At some point in our ‘playful’ abuse of the dog this week – I think we were once again testing her intelligence by throwing a blanket over her head and seeing how quickly she could shake it off – we realized that she is multi-lingual.
It all happened so quickly. One minute I was attempting to conjugate a verb-less question in appalling year 5 French, and the next minute, my daughter, who was appalled by my linguistic ineptitude (and to prove the point that the dog is more intelligent), began conversing with the dog.
Being a ‘hoodle’ (half human, half Spoodle), we’ve always known that it was only a matter of time before our little ‘prodigy’ communicated to us the true extent of her intelligence.

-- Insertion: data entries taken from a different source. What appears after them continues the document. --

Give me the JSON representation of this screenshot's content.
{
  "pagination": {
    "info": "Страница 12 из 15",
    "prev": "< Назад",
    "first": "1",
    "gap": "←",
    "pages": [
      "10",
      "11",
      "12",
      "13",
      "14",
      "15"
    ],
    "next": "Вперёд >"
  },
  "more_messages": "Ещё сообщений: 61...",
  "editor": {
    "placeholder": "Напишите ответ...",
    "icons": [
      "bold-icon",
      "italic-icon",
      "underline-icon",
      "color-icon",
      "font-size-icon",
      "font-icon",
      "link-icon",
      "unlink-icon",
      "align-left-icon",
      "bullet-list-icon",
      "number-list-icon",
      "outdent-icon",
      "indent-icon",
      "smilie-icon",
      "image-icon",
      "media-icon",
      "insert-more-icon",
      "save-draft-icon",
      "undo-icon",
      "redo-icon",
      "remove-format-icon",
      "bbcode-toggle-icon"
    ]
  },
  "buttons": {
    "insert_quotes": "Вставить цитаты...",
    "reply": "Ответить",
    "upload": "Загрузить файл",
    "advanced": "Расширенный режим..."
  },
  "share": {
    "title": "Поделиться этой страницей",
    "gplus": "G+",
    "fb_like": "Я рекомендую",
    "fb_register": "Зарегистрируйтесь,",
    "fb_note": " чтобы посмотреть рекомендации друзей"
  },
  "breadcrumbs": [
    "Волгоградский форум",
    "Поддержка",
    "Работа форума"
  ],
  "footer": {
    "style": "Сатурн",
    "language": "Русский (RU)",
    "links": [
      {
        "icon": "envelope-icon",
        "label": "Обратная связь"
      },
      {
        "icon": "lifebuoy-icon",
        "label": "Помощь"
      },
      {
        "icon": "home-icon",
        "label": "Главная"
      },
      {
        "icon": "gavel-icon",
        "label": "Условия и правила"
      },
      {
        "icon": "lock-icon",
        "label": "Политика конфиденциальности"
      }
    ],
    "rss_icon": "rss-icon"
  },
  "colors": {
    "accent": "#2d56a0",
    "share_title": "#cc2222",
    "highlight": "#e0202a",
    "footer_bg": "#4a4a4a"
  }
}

Obviously, she has played it down to protect the self-worth of her older siblings until now, throwing us off the scent by chasing invisible balls (another favourite game of ours) and head on collisions with glass doors, but with her German ‘pudelhund’ (poodle) roots and the breed’s historic favour in the court of Louis XVI, her true European pedigree was never seriously in question.
Designer dog! Phhh! We’ve already arranged the fittings for her fiberglass space suit and as long as they can provide freeze-dried Scooby snacks, her first mission will be ‘one small step‘ for Spoodles. I can envisage the headline already: ‘Spoodle Still Searching Ball On Moon’.
So far we have discovered that she is fluent in French and proficient in German. She sits when we say ‘etre-assise’ and comes to us when we say ‘kommen hier’. Unfortunately, as with her mother tongue, she has yet to understand ‘stop farting’ in either language.
Just imagine how effective she could be as a spy, if she were ever dropped into France in the event of another World War.